Due to the complexities of eating disorders, there can be many variations in the typical signs and symptoms of Anorexia Nervosa and Bulimia Nervosa. OSFED include eating disorders which do not fit the typical criteria of Anorexia Nervosa or Bulimia Nervosa. Many people with eating disorders are diagnosed with OSFED due to the large number of variations in symptoms of eating disorders… this group actually includes the majority of individuals with eating disorders. Individuals may also be diagnosed with a ‘partial syndrome’ if, for example, Bulimic episodes do not occur frequently enough to be diagnosed with Bulimia Nervosa or a woman has the symptoms of Anorexia Nervosa but still has periods (whether irregular or normal).
Examples of OSFED
Regular compensatory behaviours (e.g. vomiting/laxatives/excessive exercise) after only small amounts of food (rather than after bingeing).
Regularly chewing and spitting large amounts of food.
Binge-eating disorder: Recurrent episodes of binge eating without the regular use of compensatory behaviours (e.g. vomiting/laxatives/excessive exercise).
The ‘partial syndromes’ mentioned above.
Symptoms of OSFED
Due to OSFED encompassing many variations of Anorexia Nervosa and Bulimia Nervosa, the symptoms experienced will vary from person to person and between the variations. However, symptoms MAY include any number of the following:
- Have a body weight that is much less or much more than expected for your age and height (depending upon the OSFED you suffer from).
- Eat very little, if at all, or restrict types of food, such as any containing fat
- Being secretive about food
- Cut your food into tiny pieces to look as though you have eaten some, and become obsessed with what other people are eating
- Deny being underweight or having a problem with food
- Obsessively weigh, measure and examine your body
- Have a distorted body image
- Be obsessed with exercise
- Use appetite suppressants such as diet pills
- Make yourself vomit after meals or use laxatives or pills that remove water from your body
- Wear baggy clothes to disguise your weight loss
- Secretly hoard away food
- Be obsessed with exercise
- Become secretive and unwilling to socialise
- Find it hard to concentrate
- Feel depressed
- Not eat with others or disappear to the toilet after meals to vomit the food you have eaten
- Have a binge-purge cycle at least twice a week for three months or more
- Have an intense dread of gaining weight
- Have frequent weight changes
- Be preoccupied with thoughts of food or cravings
- Eating much more rapidly than usual
- Eating until feeling uncomfortably full
- Eating large amounts of food when not physically hungry
- Eating alone because of embarrassment at the quantities of food consumed
- Feeling out of control around food
- Feeling very self conscious eating in front of others
- Feeling ashamed, depressed or guilty after bingeing
- Being unable to purge yourself or compensate for the food eaten
Due to OSFED encompassing many variations of Anorexia Nervosa and Bulimia Nervosa, the complications associated with OSFED will vary from person to person and between the variations. However, complications MAY include any number of the following depending upon the disorder which you suffer from:
- Losing hair from your head
- Feeling cold all the time
- Altered sleeping patterns and insomnia
- Constipation, bloating (feeling full) and abdominal (tummy) pain
- Puffy face and ankles
- Light-headedness and dizziness
- Tiredness with aching muscles
- Difficulty concentrating
- Mood swings and restlessness
- Delayed puberty (as anorexia affects hormones)
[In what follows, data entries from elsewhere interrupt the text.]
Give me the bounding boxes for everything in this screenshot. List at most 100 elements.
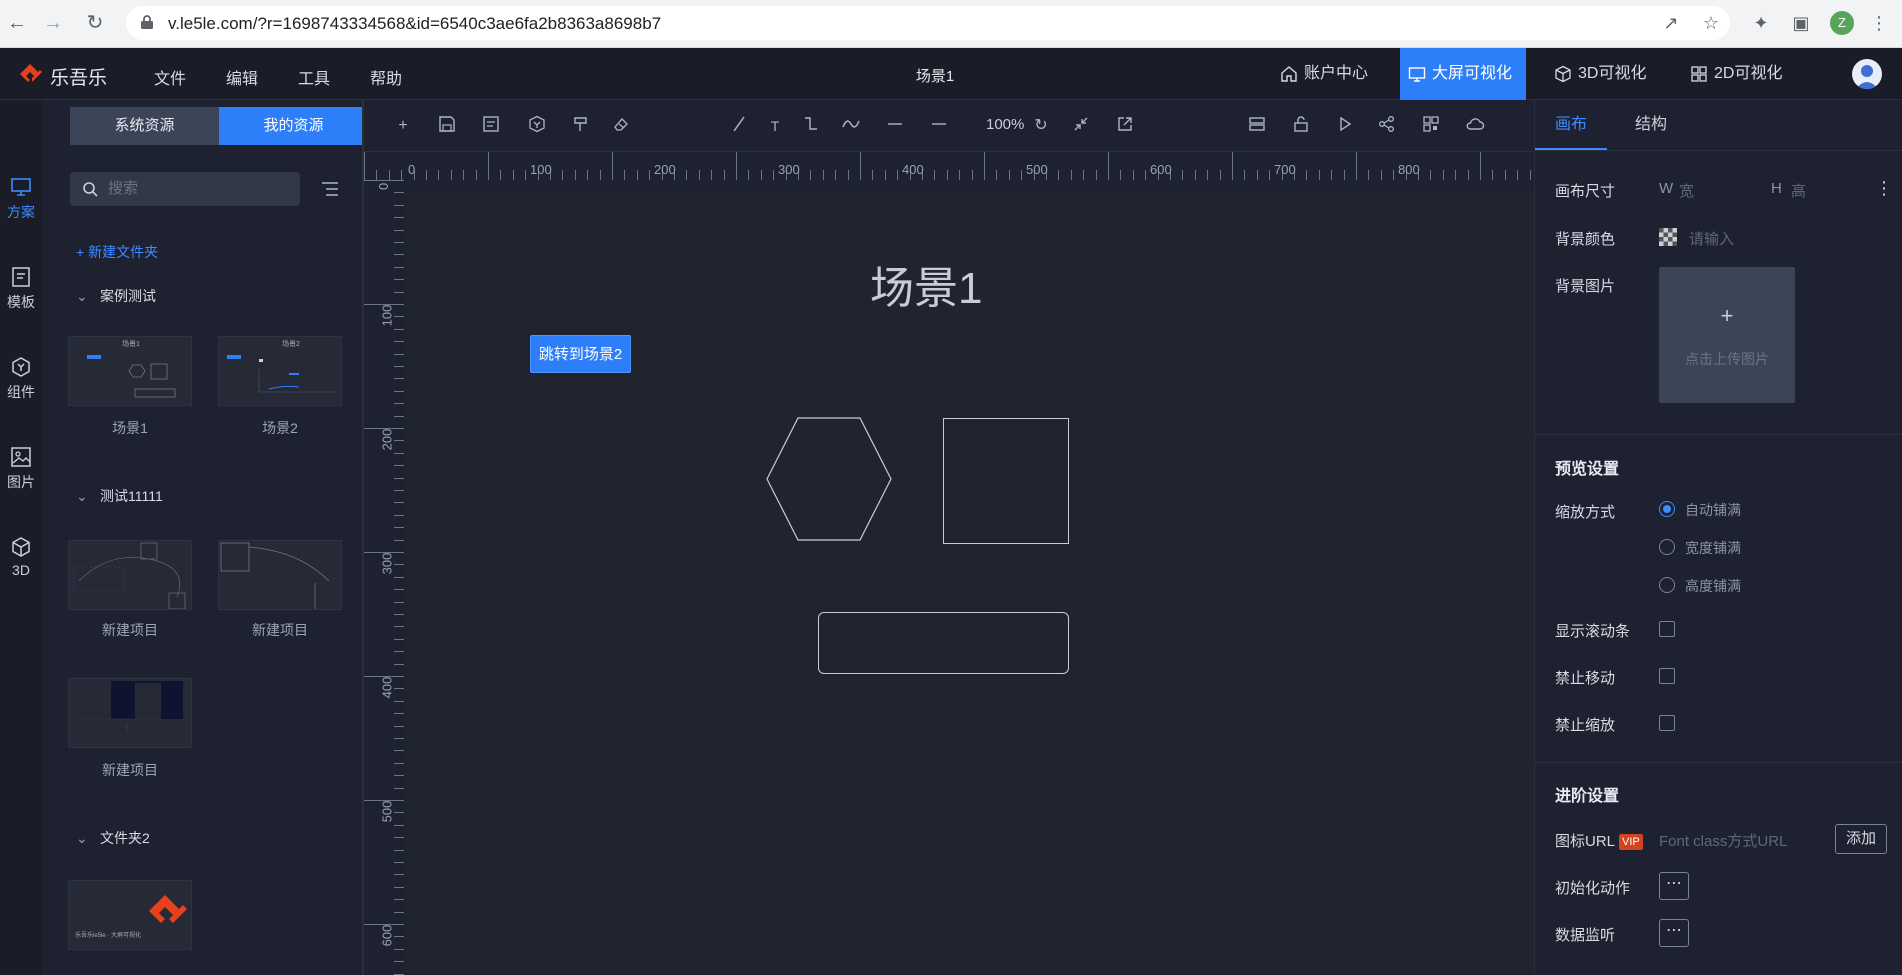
radio-auto-fill[interactable] <box>1659 501 1675 517</box>
thumbnail-preview <box>73 542 186 609</box>
sidepanel-icon[interactable]: ▣ <box>1790 12 1812 34</box>
cloud-icon[interactable] <box>1464 115 1486 137</box>
le5le-logo-icon[interactable] <box>18 62 42 86</box>
list-menu-icon[interactable] <box>320 180 340 198</box>
divider <box>1535 150 1902 151</box>
thumbnail-preview: 场景1 <box>87 339 176 398</box>
disable-scale-checkbox[interactable] <box>1659 715 1675 731</box>
text-tool-icon[interactable]: T <box>764 115 786 137</box>
ruler-label: 400 <box>902 162 924 177</box>
hexagon-shape[interactable] <box>765 416 895 546</box>
rail-item-components[interactable]: 组件 <box>0 350 42 416</box>
project-thumb[interactable] <box>68 540 192 610</box>
menu-file[interactable]: 文件 <box>154 65 186 89</box>
share-icon[interactable] <box>1376 115 1398 137</box>
save-icon[interactable] <box>436 115 458 137</box>
external-link-icon[interactable] <box>1114 115 1136 137</box>
tab-account-center[interactable]: 账户中心 <box>1272 48 1392 100</box>
tab-my-resources[interactable]: 我的资源 <box>219 107 368 145</box>
jump-to-scene-button[interactable]: 跳转到场景2 <box>530 335 631 373</box>
ruler-label: 0 <box>408 162 416 177</box>
ruler-label: 200 <box>654 162 676 177</box>
tab-2d[interactable]: 2D可视化 <box>1682 48 1798 100</box>
reload-icon[interactable]: ↻ <box>82 10 108 36</box>
ruler-top: 0 100 200 300 400 500 600 700 800 <box>364 152 1534 180</box>
folder-header[interactable]: ⌄ 文件夹2 <box>76 828 150 848</box>
project-thumb[interactable]: 场景2 <box>218 336 342 406</box>
polyline-icon[interactable] <box>800 115 822 137</box>
tab-canvas[interactable]: 画布 <box>1535 100 1608 150</box>
component-icon[interactable] <box>526 115 548 137</box>
icon-url-input[interactable]: Font class方式URL <box>1659 830 1787 851</box>
tab-system-resources[interactable]: 系统资源 <box>70 107 219 145</box>
star-icon[interactable]: ☆ <box>1700 12 1722 34</box>
rail-item-images[interactable]: 图片 <box>0 440 42 506</box>
play-icon[interactable] <box>1334 115 1356 137</box>
qrcode-icon[interactable] <box>1420 115 1442 137</box>
add-button[interactable]: 添加 <box>1835 824 1887 854</box>
menu-edit[interactable]: 编辑 <box>226 65 258 89</box>
project-thumb[interactable] <box>68 678 192 748</box>
new-folder-link[interactable]: + 新建文件夹 <box>76 242 158 262</box>
radio-height-fill[interactable] <box>1659 577 1675 593</box>
forward-icon[interactable]: → <box>40 10 66 36</box>
curve-icon[interactable] <box>840 115 862 137</box>
extensions-icon[interactable]: ✦ <box>1750 12 1772 34</box>
chevron-down-icon: ⌄ <box>76 830 88 846</box>
line-start-icon[interactable] <box>884 115 906 137</box>
add-icon[interactable]: + <box>392 115 414 137</box>
monitor-icon <box>11 178 31 196</box>
rail-item-3d[interactable]: 3D <box>0 530 42 596</box>
scene-title[interactable]: 场景1 <box>900 65 970 86</box>
rounded-rect-shape[interactable] <box>818 612 1069 674</box>
upload-image-box[interactable]: + 点击上传图片 <box>1659 267 1795 403</box>
format-brush-icon[interactable] <box>570 115 592 137</box>
square-shape[interactable] <box>943 418 1069 544</box>
rail-item-templates[interactable]: 模板 <box>0 260 42 326</box>
data-listen-more-button[interactable]: ⋯ <box>1659 919 1689 947</box>
back-icon[interactable]: ← <box>4 10 30 36</box>
color-swatch-icon[interactable] <box>1659 228 1677 246</box>
user-icon <box>1856 65 1878 89</box>
radio-width-fill[interactable] <box>1659 539 1675 555</box>
share-icon[interactable]: ↗ <box>1660 12 1682 34</box>
line-icon[interactable] <box>728 115 750 137</box>
height-input[interactable]: 高 <box>1791 180 1806 201</box>
folder-header[interactable]: ⌄ 案例测试 <box>76 286 156 306</box>
init-action-more-button[interactable]: ⋯ <box>1659 872 1689 900</box>
tab-structure[interactable]: 结构 <box>1615 100 1687 150</box>
canvas-title-text[interactable]: 场景1 <box>870 252 982 316</box>
document-icon[interactable] <box>480 115 502 137</box>
profile-avatar[interactable]: Z <box>1830 11 1854 35</box>
bg-color-input[interactable]: 请输入 <box>1689 228 1734 249</box>
project-thumb[interactable]: 乐吾乐le5le · 大屏可视化 <box>68 880 192 950</box>
tab-big-screen[interactable]: 大屏可视化 <box>1400 48 1526 100</box>
zoom-level[interactable]: 100% <box>986 116 1024 133</box>
ruler-label: 0 <box>376 182 391 190</box>
refresh-icon[interactable]: ↻ <box>1030 115 1052 137</box>
shrink-icon[interactable] <box>1070 115 1092 137</box>
project-thumb[interactable] <box>218 540 342 610</box>
eraser-icon[interactable] <box>610 115 632 137</box>
rail-item-solutions[interactable]: 方案 <box>0 170 42 236</box>
show-scrollbar-checkbox[interactable] <box>1659 621 1675 637</box>
unlock-icon[interactable] <box>1290 115 1312 137</box>
kebab-menu-icon[interactable]: ⋮ <box>1868 12 1890 34</box>
menu-help[interactable]: 帮助 <box>370 65 402 89</box>
disable-move-checkbox[interactable] <box>1659 668 1675 684</box>
cube-icon <box>1555 65 1571 83</box>
address-bar[interactable]: v.le5le.com/?r=1698743334568&id=6540c3ae… <box>126 6 1730 40</box>
tab-3d[interactable]: 3D可视化 <box>1546 48 1662 100</box>
project-thumb[interactable]: 场景1 <box>68 336 192 406</box>
menu-tools[interactable]: 工具 <box>298 65 330 89</box>
layers-icon[interactable] <box>1246 115 1268 137</box>
line-end-icon[interactable] <box>928 115 950 137</box>
ruler-label: 700 <box>1274 162 1296 177</box>
folder-header[interactable]: ⌄ 测试11111 <box>76 486 163 506</box>
user-avatar[interactable] <box>1852 59 1882 89</box>
more-vertical-icon[interactable]: ⋮ <box>1875 178 1893 199</box>
search-box[interactable] <box>70 172 300 206</box>
thumb-title: 场景1 <box>122 339 140 348</box>
width-input[interactable]: 宽 <box>1679 180 1694 201</box>
search-input[interactable] <box>108 180 288 197</box>
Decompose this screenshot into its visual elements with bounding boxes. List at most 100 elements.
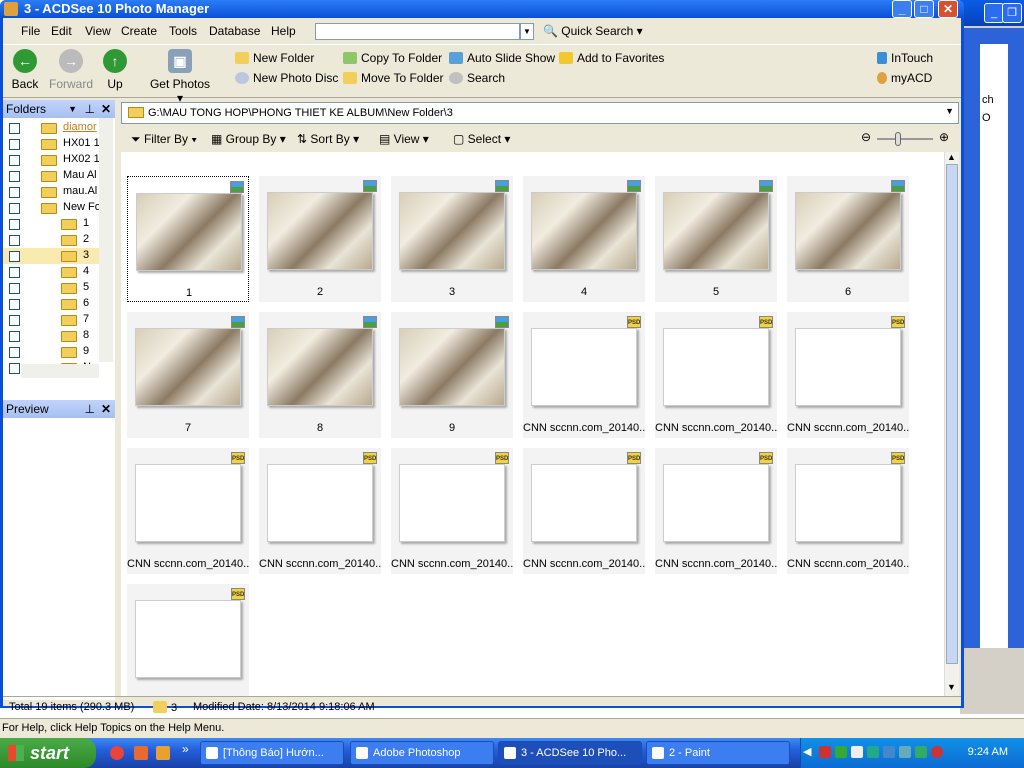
forward-button[interactable]: → Forward	[49, 49, 93, 91]
folder-checkbox[interactable]	[9, 235, 20, 246]
task-acdsee[interactable]: 3 - ACDSee 10 Pho...	[498, 741, 642, 765]
tray-icon[interactable]	[915, 746, 927, 758]
view-button[interactable]: ▤ View ▾	[379, 132, 429, 146]
task-paint[interactable]: 2 - Paint	[646, 741, 790, 765]
tray-icon[interactable]	[867, 746, 879, 758]
folder-checkbox[interactable]	[9, 267, 20, 278]
thumbnail-item[interactable]: PSD	[127, 584, 249, 696]
zoom-in-icon[interactable]: ⊕	[939, 130, 949, 144]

- A loss of sexual interest and potency
- A sore throat
- Irregular periods or periods stop altogether
- Severe dehydration, which can cause weakness, fainting or kidney damage
- Damage to the heart
Causes of OSFED
The causes of OSFED are not fully understood at present. However, OSFED may develop due to a combination of emotional, physical and social reasons. The precise reasons vary from person to person.
Certain traits are commonly associated with eating disorders including:
- Need for control
- Feelings of ineffectiveness
- Low self-esteem
- Obsessive-compulsive characteristics
Diagnosis of OSFED
Getting help is very important. Admitting that you have a problem is the first, yet hardest, step. If you can take that step, you will find the support and treatment you need to stop your eating disorder taking over your life.